ÖSYS 2016 “Yükseköğretim Programları ve Kontenjanları Kılavuzu” yardımıyla; üniversite, bölüm, puan türü ve kontenjanlar hakkında bilgi edinebilirsiniz, 2015’te en son yerleşen adayın yerleştirme puanını ve başarı sıralarını, varsa özel koşullarını vs. bulabilirsiniz. 26 Temmuz-2 Ağustos arasında gerçekleştirilecek tercihlerle gelecekte hangi mesleği yapacağınızı, kısaca yol haritanızı çizebilirsiniz. Tercih öncesi konuştuğumuz YÖK Başkanı Prof. Dr. Yekta Saraç, geçen yıl tekrar sınava giren 700 bini aşkın adayın yanlış tercih yüzünden tekrar sınava girdiğini düşündüklerini açıkladı.

BİNLERCE ADAY TEKRAR SINAVA GİRDİĞİ İÇİN PUANI DÜŞÜYOR

Başkan Saraç, Hürriyet’e konuyla ilgili şu açıklamaları yaptı:
Geçen yıl yüzbinlerce öğrenci bilinçli tercih yapamadığı, yanlış tercihlerde bulunduğu için tekrar sınava girdi. Bu adaylar, yerleştikleri bölümler gerçekten istedikleri yerler olmadığı veya tercih sıralamasını düzgün yapamadıkları için tekrar sınava giriyor ve daha önce bir yere yerleşmiş, bir kontenjanı doldurmuş oldukları için de yeni girdikleri sınavda puanları kırılıyor.

Haberin Devamı

GEÇEN YIL 38 BİNİ AŞKIN KONTENJAN BOŞ KALDI 

Türkiye’de bilindiği gibi üniversite kontenjanları öğrenci talepleri, istihdam imkânları, öğretim üyesi sayıları, üniversitelerin kapasiteleri gibi pek çok faktör dikkate alınarak Yükseköğretim Kurulu tarafından belirleniyor.

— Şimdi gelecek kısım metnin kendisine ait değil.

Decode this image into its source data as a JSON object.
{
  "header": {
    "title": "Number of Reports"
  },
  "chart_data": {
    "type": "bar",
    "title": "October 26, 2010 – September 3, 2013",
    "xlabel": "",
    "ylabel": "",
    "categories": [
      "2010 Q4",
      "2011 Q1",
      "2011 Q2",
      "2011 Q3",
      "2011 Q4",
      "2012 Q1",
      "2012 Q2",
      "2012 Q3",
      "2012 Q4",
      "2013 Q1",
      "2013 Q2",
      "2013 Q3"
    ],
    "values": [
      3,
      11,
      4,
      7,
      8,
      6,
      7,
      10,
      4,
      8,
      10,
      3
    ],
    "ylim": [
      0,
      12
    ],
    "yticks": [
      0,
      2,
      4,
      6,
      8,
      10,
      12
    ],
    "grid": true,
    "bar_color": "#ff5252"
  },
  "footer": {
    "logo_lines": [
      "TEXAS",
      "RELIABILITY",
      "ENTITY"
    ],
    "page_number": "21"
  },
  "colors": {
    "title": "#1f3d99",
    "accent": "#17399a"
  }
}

Son yıllarda gittikçe artan boş kontenjan sayısı yükseköğretimimiz için bir zaaf noktası oluşturmaktaydı. Başkanlığımızın ilk yılında boş kontenjan sayısı son yedi senenin en düşük oranı olarak gerçekleşti. 2015 yılı yerleştirme sonuçlarına göre üniversitelerimiz için belirlenen 823 bin 739 kontenjandan sadece 38 bin 789’una yerleşme olmadı. Bir önceki sene bu rakam 59 bindi. Bu, Yeni YÖK yönetiminin ilk yılında kaydettiği büyük bir başarıdır. Bunun sebebi sistematik bir şekilde konuya yaklaşmamız ve kontenjan politikasını rasyonel bir zemine oturtmamızdır.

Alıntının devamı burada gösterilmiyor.